With one foot in the military and one in the civilian world, National Guard and Reserve soldiers typically are more susceptible than members of the active duty services to economic downturns. While they serve, their civilian jobs are protected by the Uniformed Services Employment and Reemployment Rights Act (USERRA), but that is no help when layoffs occur, unless discrimination can be demonstrated.

That’s a point being driven home for many members of the 1538th. It draws most of its members from Elkhart County and other areas of northern Indiana that have some of the highest unemployment rates in the U.S. following the collapse of the RV industry and other key manufacturing sectors.

Elkhart-Goshen's unemployment rate was 17.5 percent in May, an increase of 11.4 percentage points from a year earlier. That's much larger than the national jobless rate of 9.5 percent in June, which is itself at a 26-year high.

Maher, who had saved enough money to buy a house after 2-½ years in Keystone’s receiving department, had to back out on a pending offer after learning he had been let go. Now he’s going to move back in with his mom and stepdad.

“They had told us when we left that we had nothing to worry about,” he said matter of factly. “I was shocked at first, but I just figured I’d go deal with it and figure something else out.”

Maher appears to be one of the lucky ones, having lined up a new job welding UMP dirt racecars for a South Bend company, thanks to the recommendation of a fellow mechanic he served with in Iraq.

But many others are expecting to hit the bricks as soon as they get home this weekend after demobilization at Camp Atterbury, a sprawling training camp about 40 miles south of Indianapolis.

Sgt. Russell See of Elkhart said he found out in April that his job as a welder at Valmont Industries had vanished, a development that was communicated via an e-mail from the human resources department.

“It kind of floored me at first,” said the 41-year-old See, who worked in a unit building steel light poles which the company eliminated. “You’re feeling comfortable and cushy with a steady paycheck from the government and suddenly you’ve got to look at how you’re going to keep your head above water.”

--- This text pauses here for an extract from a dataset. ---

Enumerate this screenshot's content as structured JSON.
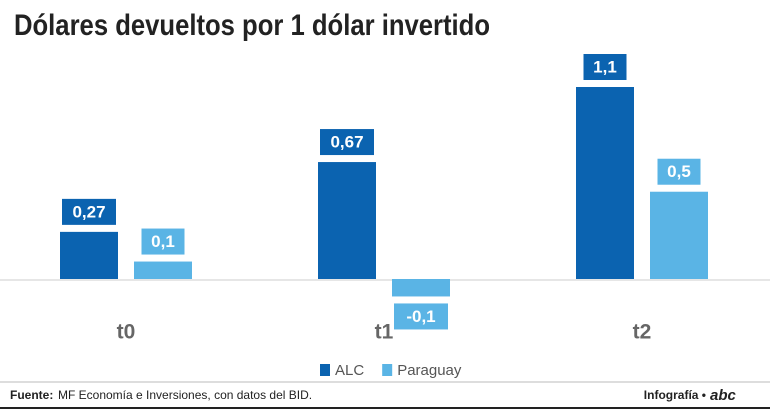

The resumés that See has dispatched in advance of his return have yielded no offers. He has some savings, some accrued leave and will be eligible for unemployment benefits. But with a new house purchased for $65,000 just days before he was laid off, he figures he has only eight months or so to either find a job or consider what is now almost unthinkable — signing up for a third tour of duty in Iraq or Afghanistan.

“I’ll have to do something, but it really starts hitting you more the older you get,” he said of the stresses of a combat mission.

Returning soldiers interviewed by msnbc.com at Camp Atterbury said they were generally aware of the economic mayhem unfolding at home while serving in Iraq, but found it difficult to follow the story from afar.

Spec. Joseph Dilts of Fulton County commuted to a job as a plastics handler for Plastics Solutions Inc., in South Bend, before being laid off a month ago. The 37-year-old said he learned that his job was gone after receiving an urgent phone call from his wife telling him to call work. When he did, he found out that his entire section had been eliminated.

Dilts said he had become concerned when he saw televised reports in Iraq about the stock market’s steep decline and the horrific sales and earnings posted by the auto industry. Still, he said, it was shocking to hear about the layoff because it was difficult to piece together the story when he was only able to catch snatches of newscasts.